RIGHTS OF PERSONS SEEKING TO COME TO THE UNITED STATES PURSUANT TO A LABOR RECRUITMENT ARRANGEMENT

  • The Compacts and related agreements provide FSM or RMI citizens who are seeking to come to the United States pursuant to a labor recruitment arrangement with certain rights, including a full disclosure of the terms and conditions of the arrangement. Any person seeking to come to the United States pursuant to a labor recruitment arrangement should contact his or her respective Embassy (or other appropriate FSM or RMI Government office) for information as to his or her rights to full disclosure of the terms of such agreements prior to entering into any such agreement and departing for the United States.

MILITARY SERVICE

  • Under section 341 of the Compacts, FSM and RMI citizens entitled to admission to the United States under the Compacts are eligible to volunteer for service in the U.S. Armed Forces.

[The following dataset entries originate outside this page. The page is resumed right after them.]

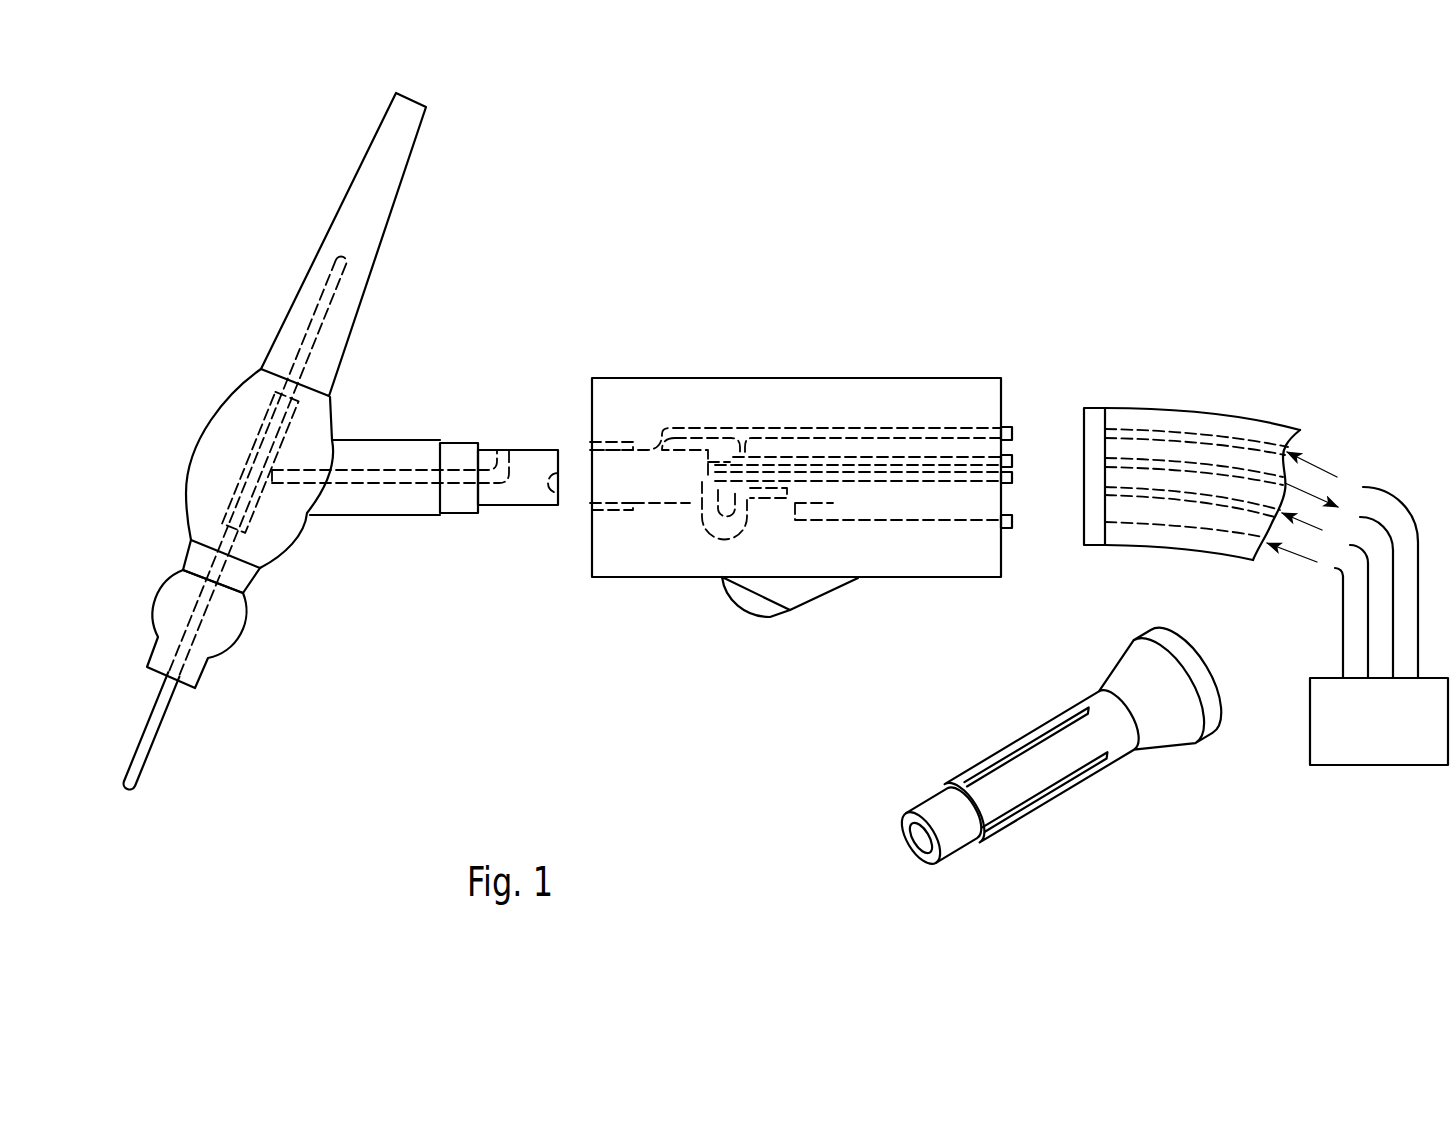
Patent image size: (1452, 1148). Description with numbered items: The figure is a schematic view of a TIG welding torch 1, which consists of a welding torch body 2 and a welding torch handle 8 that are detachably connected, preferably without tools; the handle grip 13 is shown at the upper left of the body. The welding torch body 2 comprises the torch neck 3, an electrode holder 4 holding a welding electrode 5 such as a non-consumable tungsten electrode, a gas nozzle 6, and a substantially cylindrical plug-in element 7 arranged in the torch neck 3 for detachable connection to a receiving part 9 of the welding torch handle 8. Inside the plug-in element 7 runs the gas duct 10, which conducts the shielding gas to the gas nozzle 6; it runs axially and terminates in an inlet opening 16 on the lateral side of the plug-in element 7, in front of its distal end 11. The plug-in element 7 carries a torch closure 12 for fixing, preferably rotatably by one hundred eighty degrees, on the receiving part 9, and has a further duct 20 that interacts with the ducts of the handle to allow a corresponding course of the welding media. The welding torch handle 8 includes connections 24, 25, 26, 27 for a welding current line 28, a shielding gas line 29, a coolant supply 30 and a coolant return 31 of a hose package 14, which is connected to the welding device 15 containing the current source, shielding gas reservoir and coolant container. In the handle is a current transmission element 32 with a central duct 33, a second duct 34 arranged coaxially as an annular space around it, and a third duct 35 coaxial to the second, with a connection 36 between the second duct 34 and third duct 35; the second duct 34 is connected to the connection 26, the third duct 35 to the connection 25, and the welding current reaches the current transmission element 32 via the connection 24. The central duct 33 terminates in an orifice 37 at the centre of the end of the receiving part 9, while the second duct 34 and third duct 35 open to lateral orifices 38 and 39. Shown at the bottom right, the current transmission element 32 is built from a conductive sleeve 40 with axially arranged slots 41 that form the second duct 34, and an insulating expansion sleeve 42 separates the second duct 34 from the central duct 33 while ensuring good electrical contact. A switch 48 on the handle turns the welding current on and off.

The TIG welding torch 1 is at (370, 672).
The welding torch body 2 is at (245, 253).
The torch neck 3 is at (230, 427).
The electrode holder 4 is at (242, 473).
The welding electrode 5 is at (142, 747).
The gas nozzle 6 is at (175, 608).
The plug-in element 7 is at (498, 452).
The welding torch handle 8 is at (792, 365).
The receiving part 9 is at (612, 477).
The gas duct 10 is at (383, 475).
The distal end 11 is at (555, 508).
The torch closure 12 is at (452, 438).
The handle 13 is at (382, 170).
The hose package 14 is at (1170, 380).
The welding device 15 is at (1401, 737).
The inlet opening 16 is at (505, 449).
The further duct 20 is at (545, 493).
The connection 24 is at (1007, 530).
The connection 25 is at (1007, 430).
The connection 26 is at (1007, 458).
The connection 27 is at (1008, 482).
The welding current line 28 is at (1167, 522).
The shielding gas line 29 is at (1203, 435).
The coolant supply 30 is at (1192, 495).
The coolant return 31 is at (1230, 472).
The current transmission element 32 is at (730, 452).
The central duct 33 is at (932, 477).
The second duct 34 is at (875, 463).
The third duct 35 is at (833, 433).
The connection 36 is at (736, 442).
The orifice 37 is at (708, 475).
The orifice 38 is at (692, 505).
The orifice 39 is at (657, 453).
The sleeve 40 is at (1052, 772).
The axially arranged slots 41 is at (1030, 802).
The expansion sleeve 42 is at (950, 827).
The switch 48 is at (750, 600).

U.S. IMMIGRATION REQUIREMENTS FOR FSM AND RMI DIPLOMATS

  • Although it is not a requirement of immigration law, the Department of State requires that FSM and RMI citizens coming to the United States to take up diplomatic duties or to work at an international organization obtain the appropriate nonimmigrant visa in “A” or “G” classification in order for their official status to be recognized by the United States. The Department of State also strongly encourages other FSM and RMI citizens coming to the United States to engage in official activities on behalf of their government to have a visa.

U.S. CONSULAR ASSISTANCE ABROAD

  • Section 126 of the Compacts provides that at the request of the Government of the FSM or the RMI and subject to the consent of the foreign country, the United States shall extend consular assistance on the same basis as for U.S. citizens to citizens of the FSM and the RMI outside the United States. Formal requests from the FSM and the RMI to the Secretary of State were made on November 20, 1986 and January 5, 1987 respectively for assistance on a worldwide basis. All foreign embassies in Washington, D.C. were notified of this obligation on December 19, 1986 in a Diplomatic Note from the Secretary of State, in accordance with Article 8 of the Vienna Convention on Consular Relations. U.S. Consular officers also provide assistance to FSM and RMI citizens in connection with extension and renewal of FSM and RMI passports. These services are available when the FSM or RMI has no diplomatic or consular representation in a foreign country.